The Social Security program is expected to run dry within a decade as a result of slower economic growth — and today’s youngest retirees could be among the first in the nation to see benefit cuts.
New findings from the Social Security and Medicare Trustees report show the entitlement program faces insolvency as soon as 2033, a year earlier than previously projected. The acceleration toward insolvency is largely the result of a 3% downward revision of gross domestic product and labor productivity over the next decade.
Unless major changes are made before 2034 to shore up the trust fund, more than 66 million Americans would see a benefit reduction between about 23% to 25%, the report showed.
“The combined trust funds will be insolvent by 2034, when today’s 56-year-olds reach the full retirement age and today’s youngest retirees turn 73,” the Committee for a Responsible Federal Budget (CRFB) said in a recent analysis. “Upon insolvency, all beneficiaries will face a 20 percent across-the-board benefit cut.”
Over the next 75 years, the benefit cuts will become more severe: Social Security recipients will face a 26% across-the-board cut, according to the CRFB.

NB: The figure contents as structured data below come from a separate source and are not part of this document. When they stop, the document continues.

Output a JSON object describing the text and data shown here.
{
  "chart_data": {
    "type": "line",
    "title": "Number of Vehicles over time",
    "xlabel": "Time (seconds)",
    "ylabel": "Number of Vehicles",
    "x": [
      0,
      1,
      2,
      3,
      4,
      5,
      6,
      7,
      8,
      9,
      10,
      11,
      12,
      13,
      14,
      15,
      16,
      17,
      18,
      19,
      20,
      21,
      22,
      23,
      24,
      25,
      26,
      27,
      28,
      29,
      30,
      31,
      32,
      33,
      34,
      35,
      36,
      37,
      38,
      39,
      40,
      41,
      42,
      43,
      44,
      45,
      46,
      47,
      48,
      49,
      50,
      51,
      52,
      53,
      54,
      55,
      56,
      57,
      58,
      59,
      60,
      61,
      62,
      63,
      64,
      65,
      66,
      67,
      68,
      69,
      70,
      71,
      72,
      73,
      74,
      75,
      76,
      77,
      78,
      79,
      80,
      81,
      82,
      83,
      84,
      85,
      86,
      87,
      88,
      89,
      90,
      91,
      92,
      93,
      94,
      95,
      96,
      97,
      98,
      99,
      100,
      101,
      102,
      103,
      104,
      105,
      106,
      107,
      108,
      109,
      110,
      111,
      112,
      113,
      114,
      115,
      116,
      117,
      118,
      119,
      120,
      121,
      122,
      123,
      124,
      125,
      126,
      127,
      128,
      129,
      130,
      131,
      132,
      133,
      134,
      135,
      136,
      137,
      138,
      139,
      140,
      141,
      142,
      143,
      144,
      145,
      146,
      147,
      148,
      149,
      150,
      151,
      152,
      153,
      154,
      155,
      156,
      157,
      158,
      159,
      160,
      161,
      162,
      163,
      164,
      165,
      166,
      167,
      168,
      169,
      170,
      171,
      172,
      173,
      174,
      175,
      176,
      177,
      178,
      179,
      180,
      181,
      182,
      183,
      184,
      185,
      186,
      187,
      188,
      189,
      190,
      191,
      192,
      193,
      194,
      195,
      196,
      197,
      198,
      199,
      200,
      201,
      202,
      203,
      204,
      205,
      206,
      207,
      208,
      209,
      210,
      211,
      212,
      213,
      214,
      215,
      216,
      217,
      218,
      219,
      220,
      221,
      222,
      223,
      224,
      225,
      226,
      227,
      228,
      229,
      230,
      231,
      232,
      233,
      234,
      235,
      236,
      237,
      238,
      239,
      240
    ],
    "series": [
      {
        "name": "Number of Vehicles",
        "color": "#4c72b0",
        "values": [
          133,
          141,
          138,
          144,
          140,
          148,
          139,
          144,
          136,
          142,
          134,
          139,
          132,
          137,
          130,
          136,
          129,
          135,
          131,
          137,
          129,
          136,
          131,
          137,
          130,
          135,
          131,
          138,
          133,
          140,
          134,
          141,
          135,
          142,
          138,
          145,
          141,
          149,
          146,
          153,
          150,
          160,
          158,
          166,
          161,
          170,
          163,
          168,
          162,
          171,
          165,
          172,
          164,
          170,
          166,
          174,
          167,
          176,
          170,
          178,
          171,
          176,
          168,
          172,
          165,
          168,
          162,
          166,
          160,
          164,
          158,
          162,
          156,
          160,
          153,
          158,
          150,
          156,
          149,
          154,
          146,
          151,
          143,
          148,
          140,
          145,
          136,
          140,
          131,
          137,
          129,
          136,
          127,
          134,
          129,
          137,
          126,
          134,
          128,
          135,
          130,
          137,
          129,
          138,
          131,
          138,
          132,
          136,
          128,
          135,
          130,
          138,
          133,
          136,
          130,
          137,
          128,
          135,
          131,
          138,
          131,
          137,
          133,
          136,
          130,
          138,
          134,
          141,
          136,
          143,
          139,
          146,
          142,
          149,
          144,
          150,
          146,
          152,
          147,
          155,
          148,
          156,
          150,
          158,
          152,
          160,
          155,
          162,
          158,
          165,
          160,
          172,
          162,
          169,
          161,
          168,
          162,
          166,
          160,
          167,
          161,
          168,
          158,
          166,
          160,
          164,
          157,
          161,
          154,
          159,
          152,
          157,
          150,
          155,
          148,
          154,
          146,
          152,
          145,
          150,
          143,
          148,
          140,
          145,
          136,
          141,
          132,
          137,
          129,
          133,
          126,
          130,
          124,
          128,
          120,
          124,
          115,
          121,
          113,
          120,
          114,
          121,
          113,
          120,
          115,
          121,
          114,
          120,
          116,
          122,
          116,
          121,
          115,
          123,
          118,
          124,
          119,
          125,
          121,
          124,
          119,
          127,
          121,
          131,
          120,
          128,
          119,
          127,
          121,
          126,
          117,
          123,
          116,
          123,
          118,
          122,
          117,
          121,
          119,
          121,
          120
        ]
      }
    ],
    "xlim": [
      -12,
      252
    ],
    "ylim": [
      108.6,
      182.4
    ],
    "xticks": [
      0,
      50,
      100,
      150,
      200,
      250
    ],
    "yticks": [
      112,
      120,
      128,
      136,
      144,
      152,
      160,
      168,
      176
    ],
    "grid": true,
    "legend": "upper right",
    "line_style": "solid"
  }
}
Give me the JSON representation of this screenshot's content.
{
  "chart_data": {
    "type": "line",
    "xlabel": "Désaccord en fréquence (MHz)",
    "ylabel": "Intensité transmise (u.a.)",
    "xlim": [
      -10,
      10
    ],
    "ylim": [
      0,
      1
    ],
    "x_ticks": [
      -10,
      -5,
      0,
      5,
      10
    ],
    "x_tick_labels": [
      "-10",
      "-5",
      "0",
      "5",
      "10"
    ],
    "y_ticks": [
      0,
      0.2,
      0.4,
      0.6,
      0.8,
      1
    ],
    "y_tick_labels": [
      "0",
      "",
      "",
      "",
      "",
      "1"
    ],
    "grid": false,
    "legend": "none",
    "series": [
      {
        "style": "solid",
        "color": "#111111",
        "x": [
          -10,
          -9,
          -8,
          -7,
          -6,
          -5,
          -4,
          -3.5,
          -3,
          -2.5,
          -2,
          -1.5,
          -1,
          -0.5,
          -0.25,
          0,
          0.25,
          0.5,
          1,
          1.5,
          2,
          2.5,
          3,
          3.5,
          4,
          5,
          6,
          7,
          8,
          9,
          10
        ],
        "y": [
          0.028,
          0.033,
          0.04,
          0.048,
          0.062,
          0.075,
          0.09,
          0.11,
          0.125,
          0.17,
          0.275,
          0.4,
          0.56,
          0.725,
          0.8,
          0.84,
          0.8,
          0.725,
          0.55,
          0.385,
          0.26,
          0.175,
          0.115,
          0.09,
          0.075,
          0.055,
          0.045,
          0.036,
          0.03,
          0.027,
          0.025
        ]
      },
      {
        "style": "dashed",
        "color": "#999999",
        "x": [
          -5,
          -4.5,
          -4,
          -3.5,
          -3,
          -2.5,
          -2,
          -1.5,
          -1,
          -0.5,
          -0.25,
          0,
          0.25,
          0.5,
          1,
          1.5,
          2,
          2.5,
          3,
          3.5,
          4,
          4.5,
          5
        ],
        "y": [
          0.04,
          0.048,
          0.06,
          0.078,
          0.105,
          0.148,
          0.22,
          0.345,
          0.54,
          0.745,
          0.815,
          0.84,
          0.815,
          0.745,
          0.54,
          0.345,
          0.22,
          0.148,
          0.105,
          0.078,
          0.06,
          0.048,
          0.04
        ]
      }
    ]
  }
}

“The Social Security program is only 11 years from insolvency, with insolvency of the old-age program only a decade away,” the group said. “Action must be taken soon to prevent an across-the-board benefit cut for many current and future beneficiaries.”
Treasury Secretary Janet Yellen, who leads the Social Security and Medicare trustees, emphasized the need to bolster both the Medicare and Social Security funds in a statement on Friday.
“Social Security and Medicare are two bedrock programs that older American rely upon for their retirement security,” she said in a statement. “The Biden-Harris Administration is committed to ensuring the long-term viability of these critical programs so that retirees can receive the hard-earned benefits they’re owed.”
The future of the program has emerged as a contentious issue between Republicans and Democrats, after President Biden accused GOP lawmakers of wanting to slash funding for Medicare and Social Security during his State of the Union Address.
Republicans have repeatedly pushed back on that assertion, insisting they do not want to cut funding for either of the entitlement programs.
Biden proposed raising Medicare taxes from 3.8% to 5% on annual income above $400,000 in his budget proposal earlier this month. He also floated closing a loophole used by business owners and higher-earners to shield some of their income from additional taxes.
The White House estimated the floated changes would extend the Medicare trust fund by an additional 25 years, “beyond 2050.”
The proposals are unlikely to garner much support in a deeply divided Congress, and face almost certain rejection from Republicans who won control of the House last year.
The president did not address the looming Social Security insolvency in his budget.